5. Greater industry focus
Every industry has its own terminology, procedures, asset hierarchy, key performance indicators, and so on. Ultimately, this translates into unique user requirements that CMMS/EAM software must satisfy to build market share in a given industry. Under the wider umbrella of asset classes, different industries and their respective industry-specific requirements can be grouped. Here are examples:
- General manufacturing – ability to distinguish between an asset hierarchy identifying unique serialized assets and a functional or positional hierarchy identifying where a serialized asset fits (e.g., tire #30789 fits on functional asset “right passenger wheel”)
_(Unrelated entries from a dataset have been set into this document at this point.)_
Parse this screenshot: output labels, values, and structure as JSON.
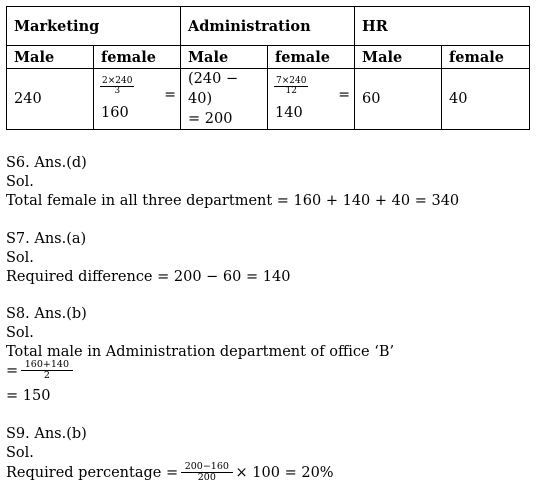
{
  "table": {
    "headers": [
      "Marketing",
      "Administration",
      "HR"
    ],
    "subheaders": [
      "Male",
      "female",
      "Male",
      "female",
      "Male",
      "female"
    ],
    "marketing_male": "240",
    "marketing_female": {
      "num": "2×240",
      "den": "3",
      "eq": "=",
      "result": "160"
    },
    "admin_male": {
      "line1": "(240 − 40)",
      "line2": "= 200"
    },
    "admin_female": {
      "num": "7×240",
      "den": "12",
      "eq": "=",
      "result": "140"
    },
    "hr_male": "60",
    "hr_female": "40"
  },
  "s6": {
    "title": "S6. Ans.(d)",
    "sol": "Sol.",
    "line": "Total female in all three department = 160 + 140 + 40 = 340"
  },
  "s7": {
    "title": "S7. Ans.(a)",
    "sol": "Sol.",
    "line": "Required difference = 200 − 60 = 140"
  },
  "s8": {
    "title": "S8. Ans.(b)",
    "sol": "Sol.",
    "line": "Total male in Administration department of office ‘B’",
    "eq": "=",
    "num": "160+140",
    "den": "2",
    "result": "= 150"
  },
  "s9": {
    "title": "S9. Ans.(b)",
    "sol": "Sol.",
    "prefix": "Required percentage =",
    "num": "200−160",
    "den": "200",
    "suffix": "× 100 = 20%"
  }
}
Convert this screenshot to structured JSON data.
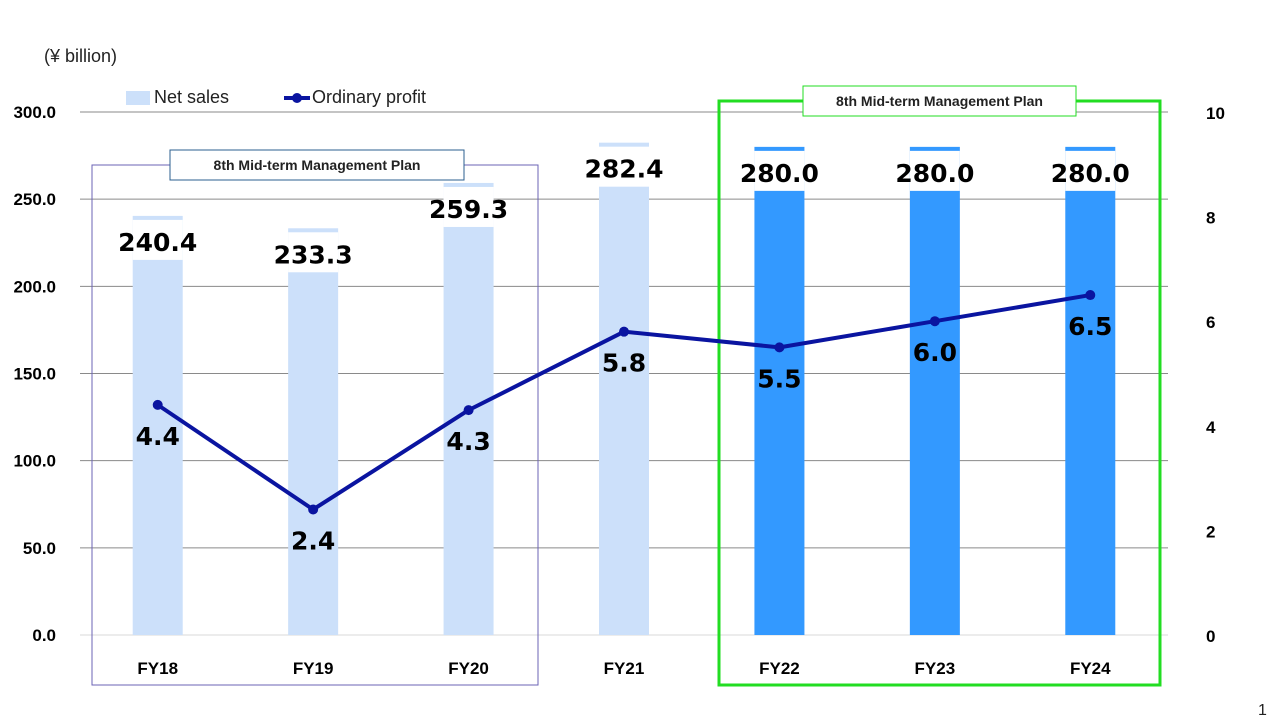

- Pharmaceutical – electronic signature
- Municipalities – ability to enter results of a building condition assessment on a mobile device and report on key performance indicators, such as the facility condition index
- Property management – help desk and service management functionality for handling tenant complaints and service requests as well as dispatching maintainers
- Public transit – vehicle maintenance reporting standards (VMRS) codes built into the CMMS/EAM asset hierarchy
- Transportation – sustainability features relevant to the fleet, such as the ability to track fuel consumption rates, tire and brake wear, etc.